Insomma, l’equivalenza tra cani e figli, per molti padroni, parrebbe essere vera e sarà molto difficile, per il Giappone, convertirla per risollevarsi economicamente e demograficamente. Soprattutto se consideriamo anche l’esistenza degli inu café: stesso concept dei neko café, nei quali si può prendere un drink, un caffè o un dolcetto e giocare con gli animali ospitati dai locali, nati apposta per soddisfare il desiderio di chi non può permettersi di avere un animale domestico.
L’altra faccia della medaglia di questo mondo scintillante, naturalmente, è più oscura: sono purtroppo centinaia di migliaia i cani e i gatti soppressi annualmente, con metodi che lasciano davvero basiti se si pensa a quanto detto finora. Nonostante ciò, le cifre degli animali domestici continuano ad aggirarsi di molti milioni al di sopra di quelle dei bambini sotto i 15 anni, poiché aver a che fare con un cane appare innegabilmente più semplice del gestire relazioni complesse che dovrebbero portare ad una sistemazione.
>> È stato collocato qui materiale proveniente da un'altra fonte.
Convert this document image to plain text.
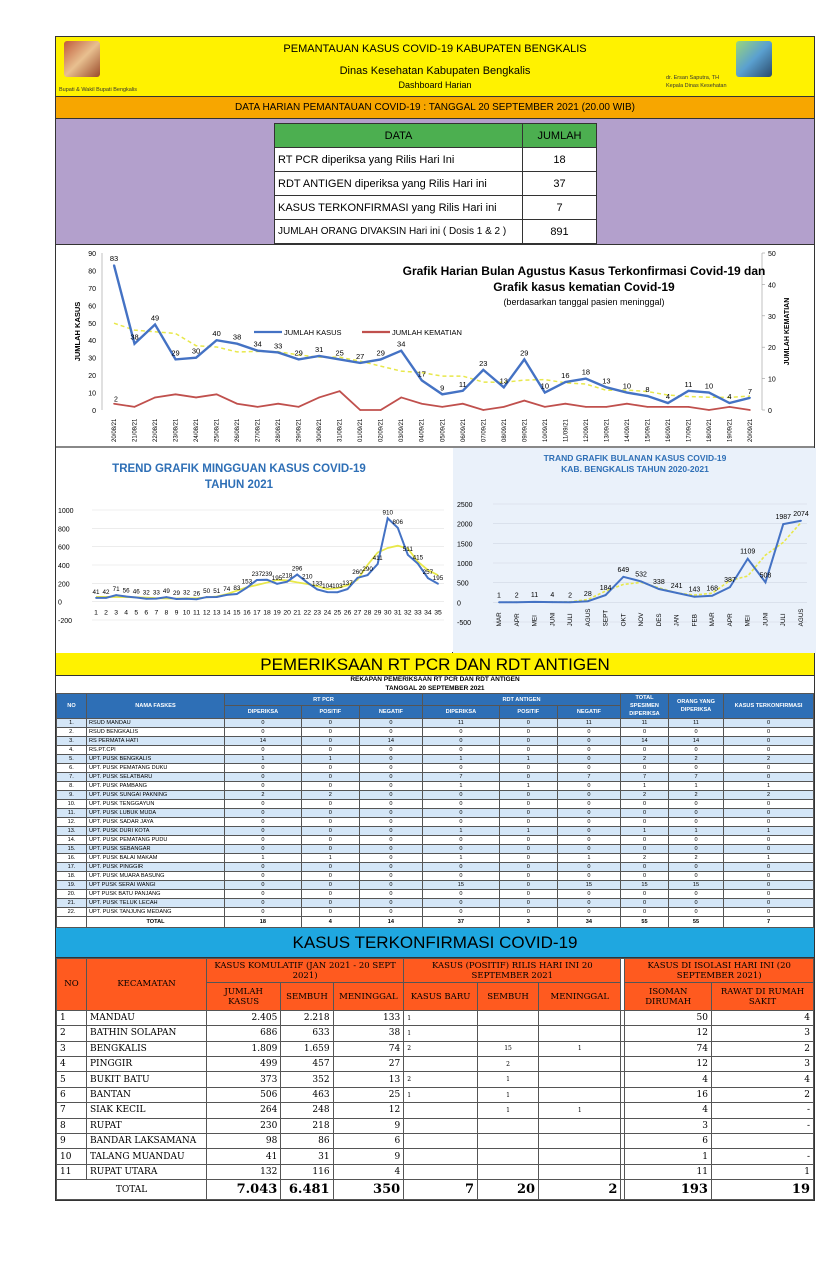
PEMANTAUAN KASUS COVID-19 KABUPATEN BENGKALIS
Dinas Kesehatan Kabupaten Bengkalis
Dashboard Harian
Bupati & Wakil Bupati Bengkalis
dr. Ersan Saputra, TH
Kepala Dinas Kesehatan
DATA HARIAN PEMANTAUAN COVID-19 : TANGGAL 20 SEPTEMBER 2021 (20.00 WIB)
DATA	JUMLAH
RT PCR diperiksa yang Rilis Hari Ini	18
RDT ANTIGEN diperiksa yang Rilis Hari ini	37
KASUS TERKONFIRMASI yang Rilis Hari ini	7
JUMLAH ORANG DIVAKSIN Hari ini ( Dosis 1 & 2 )	891
0
10
20
30
40
50
60
70
80
90
0
10
20
30
40
50
JUMLAH KASUS	JUMLAH KEMATIAN
20/08/21 21/08/21 22/08/21 23/08/21 24/08/21 25/08/21 26/08/21 27/08/21 28/08/21 29/08/21 30/08/21 31/08/21 01/09/21 02/09/21 03/09/21 04/09/21 05/09/21 06/09/21 07/09/21 08/09/21 09/09/21 10/09/21 11/09/21 12/09/21 13/09/21 14/09/21 15/09/21 16/09/21 17/09/21 18/09/21 19/09/21 20/09/21
83
38
49
29 30
40 38
34 33
29 31 25 27 29
34
17
9 11
23
13
29
10
16 18
13
10 8
4
11 10
4
7
2
Grafik Harian Bulan Agustus Kasus Terkonfirmasi Covid-19 dan
Grafik kasus kematian Covid-19
(berdasarkan tanggal pasien meninggal)
JUMLAH KASUS	JUMLAH KEMATIAN
-200
0
200
400
600
800
1000
1 2 3 4 5 6 7 8 9 10 11 12 13 14 15 16 17 18 19 20 21 22 23 24 25 26 27 28 29 30 31 32 33 34 35
41 42 71 56 46 32 33 49 29 32 26 50 51 74 83
153
237 239
195 218
296
210
133 104 103 137
260 290
411
910
806
511
415
257
195
TREND GRAFIK MINGGUAN KASUS COVID-19
TAHUN 2021
-500
0
500
1000
1500
2000
2500
MAR APR MEI JUNI JULI AGUS SEPT OKT NOV DES JAN FEB MAR APR MEI JUNI JULI AGUS
1 2 11 4 2 28
184
649
532
338
241
143 168
387
1109
508
1987 2074
TRAND GRAFIK BULANAN KASUS COVID-19
KAB. BENGKALIS TAHUN 2020-2021
PEMERIKSAAN RT PCR DAN RDT ANTIGEN
REKAPAN PEMERIKSAAN RT PCR DAN RDT ANTIGEN										
TANGGAL 20 SEPTEMBER 2021										
NO	NAMA FASKES	RT PCR			RDT ANTIGEN			TOTAL SPESIMEN DIPERIKSA	ORANG YANG DIPERIKSA	KASUS TERKONFIRMASI
		DIPERIKSA	POSITIF	NEGATIF	DIPERIKSA	POSITIF	NEGATIF			
1.	RSUD MANDAU	0	0	0	11	0	11	11	11	0
2.	RSUD BENGKALIS	0	0	0	0	0	0	0	0	0
3.	RS PERMATA HATI	14	0	14	0	0	0	14	14	0
4.	RS.PT.CPI	0	0	0	0	0	0	0	0	0
5.	UPT. PUSK BENGKALIS	1	1	0	1	1	0	2	2	2
6.	UPT. PUSK PEMATANG DUKU	0	0	0	0	0	0	0	0	0
7.	UPT. PUSK SELATBARU	0	0	0	7	0	7	7	7	0
8.	UPT. PUSK PAMBANG	0	0	0	1	1	0	1	1	1
9.	UPT. PUSK SUNGAI PAKNING	2	2	0	0	0	0	2	2	2
10.	UPT. PUSK TENGGAYUN	0	0	0	0	0	0	0	0	0
11.	UPT. PUSK LUBUK MUDA	0	0	0	0	0	0	0	0	0
12.	UPT. PUSK SADAR JAYA	0	0	0	0	0	0	0	0	0
13.	UPT. PUSK DURI KOTA	0	0	0	1	1	0	1	1	1
14.	UPT. PUSK PEMATANG PUDU	0	0	0	0	0	0	0	0	0
15.	UPT. PUSK SEBANGAR	0	0	0	0	0	0	0	0	0
16.	UPT. PUSK BALAI MAKAM	1	1	0	1	0	1	2	2	1
17.	UPT. PUSK PINGGIR	0	0	0	0	0	0	0	0	0
18.	UPT. PUSK MUARA BASUNG	0	0	0	0	0	0	0	0	0
19.	UPT PUSK SERAI WANGI	0	0	0	15	0	15	15	15	0
20.	UPT PUSK BATU PANJANG	0	0	0	0	0	0	0	0	0
21.	UPT. PUSK TELUK LECAH	0	0	0	0	0	0	0	0	0
22.	UPT. PUSK TANJUNG MEDANG	0	0	0	0	0	0	0	0	0
	TOTAL	18	4	14	37	3	34	55	55	7
KASUS TERKONFIRMASI COVID-19
NO	KECAMATAN	KASUS KOMULATIF (JAN 2021 - 20 SEPT 2021)			KASUS (POSITIF) RILIS HARI INI 20 SEPTEMBER 2021				KASUS DI ISOLASI HARI INI (20 SEPTEMBER 2021)	
		JUMLAH KASUS	SEMBUH	MENINGGAL	KASUS BARU	SEMBUH	MENINGGAL		ISOMAN DIRUMAH	RAWAT DI RUMAH SAKIT
1	MANDAU	2.405	2.218	133	1				50	4
2	BATHIN SOLAPAN	686	633	38	1				12	3
3	BENGKALIS	1.809	1.659	74	2	15	1		74	2
4	PINGGIR	499	457	27		2			12	3
5	BUKIT BATU	373	352	13	2	1			4	4
6	BANTAN	506	463	25	1	1			16	2
7	SIAK KECIL	264	248	12		1	1		4	-
8	RUPAT	230	218	9					3	-
9	BANDAR LAKSAMANA	98	86	6					6	
10	TALANG MUANDAU	41	31	9					1	-
11	RUPAT UTARA	132	116	4					11	1
TOTAL		7.043	6.481	350	7	20	2		193	19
Cani nella cultura pop giapponese
Ovviamente anche la cultura pop è invasa da immagini, pupazzi e qualsiasi altra forma di carineria dedicata ai cani. In anime e manga sono spesso scelti come amici fedeli dei protagonisti e aiutanti in varie situazioni: il primo che viene in mente è il simpatico Akamaru, compagno di Kiba, in Naruto. I due sono inseparabili e le tecniche ninja di Kiba sfruttano appieno la forza di Akamaru, che ha più volte mostrato la sua devozione.
Lo stesso si può dire di Sadaharu, inugami presente in Gintama, nei confronti di Kagura e degli Yorozuya. La sua personalità è palesemente basata sulla natura dello spirito canino di cui abbiamo parlato, come dimostrato dalla sua tendenza a mordere chiunque, specialmente Gintoki, e altri suoi comportamenti parecchio invadenti e talvolta violenti!
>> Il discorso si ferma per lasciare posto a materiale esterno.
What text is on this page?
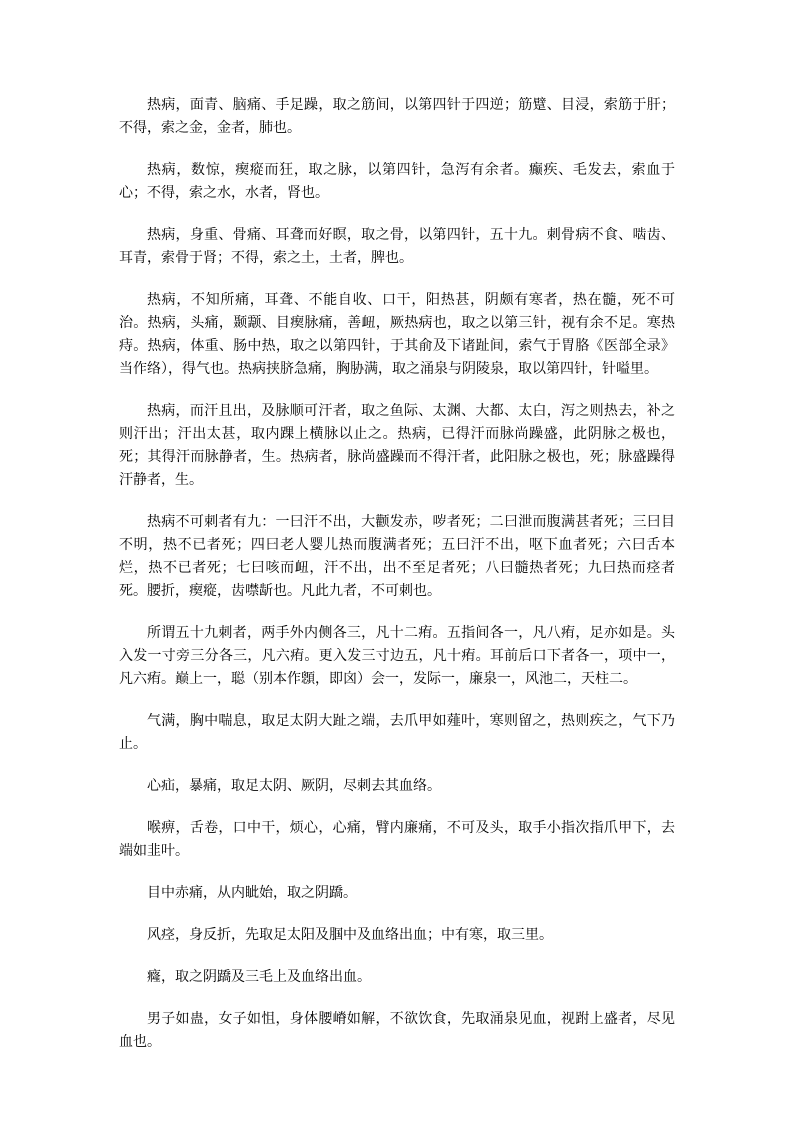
热病，面青、脑痛、手足躁，取之筋间，以第四针于四逆；筋躄、目浸，索筋于肝；不得，索之金，金者，肺也。

热病，数惊，瘈瘲而狂，取之脉，以第四针，急泻有余者。癫疾、毛发去，索血于心；不得，索之水，水者，肾也。

热病，身重、骨痛、耳聋而好瞑，取之骨，以第四针，五十九。刺骨病不食、啮齿、耳青，索骨于肾；不得，索之土，土者，脾也。

热病，不知所痛，耳聋、不能自收、口干，阳热甚，阴颇有寒者，热在髓，死不可治。热病，头痛，颞颥、目瘈脉痛，善衄，厥热病也，取之以第三针，视有余不足。寒热痔。热病，体重、肠中热，取之以第四针，于其俞及下诸趾间，索气于胃胳《医部全录》当作络），得气也。热病挟脐急痛，胸胁满，取之涌泉与阴陵泉，取以第四针，针嗌里。

热病，而汗且出，及脉顺可汗者，取之鱼际、太渊、大都、太白，泻之则热去，补之则汗出；汗出太甚，取内踝上横脉以止之。热病，已得汗而脉尚躁盛，此阴脉之极也，死；其得汗而脉静者，生。热病者，脉尚盛躁而不得汗者，此阳脉之极也，死；脉盛躁得汗静者，生。

热病不可刺者有九：一曰汗不出，大颧发赤，哕者死；二曰泄而腹满甚者死；三曰目不明，热不已者死；四曰老人婴儿热而腹满者死；五曰汗不出，呕下血者死；六曰舌本烂，热不已者死；七曰咳而衄，汗不出，出不至足者死；八曰髓热者死；九曰热而痉者死。腰折，瘈瘲，齿噤龂也。凡此九者，不可刺也。

所谓五十九刺者，两手外内侧各三，凡十二痏。五指间各一，凡八痏，足亦如是。头入发一寸旁三分各三，凡六痏。更入发三寸边五，凡十痏。耳前后口下者各一，项中一，凡六痏。巅上一，聪（别本作顖，即囟）会一，发际一，廉泉一，风池二，天柱二。

气满，胸中喘息，取足太阴大趾之端，去爪甲如薤叶，寒则留之，热则疾之，气下乃止。

心疝，暴痛，取足太阴、厥阴，尽刺去其血络。

喉痹，舌卷，口中干，烦心，心痛，臂内廉痛，不可及头，取手小指次指爪甲下，去端如韭叶。

目中赤痛，从内眦始，取之阴蹻。

风痉，身反折，先取足太阳及腘中及血络出血；中有寒，取三里。

癃，取之阴蹻及三毛上及血络出血。

男子如蛊，女子如怚，身体腰嵴如解，不欲饮食，先取涌泉见血，视跗上盛者，尽见血也。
Violenza che troviamo spesso nel corso della serie de Le bizzarre avventure di Jojo, ma proprio nei confronti di cani e animali, che sono spesso coinvolti nelle battaglie dei protagonisti, tanto che la PETA protestò quando venne mandata in onda la stagione di Stardust Crusaders, con tanto di cartelli con scritto “Take a Stand Against Animal Cruelty”. Ironico, se pensiamo a Iggy e al fatto che avesse uno stand come gli umani.
Infine, non possiamo fare a meno di citare l’ultimo grande esempio di amore canino, conosciuto da tutti in Giappone e all’estero: Hachiko, il fedele Akita Inu che attese con pazienza il ritorno del suo padrone alla stazione dei treni e che morì nella speranza di rivederlo ancora una volta. Oggi la sua statua, pur non essendo l’originale installata a Shibuya nel 1934 (venne sciolta per la raccolta di metallo per la costruzione di armi durante la guerra), è un punto di ritrovo quotidiano per molti tokyoti e turisti, mentre lo spirito di Hachi per fortuna riposa in pace assieme al suo padrone.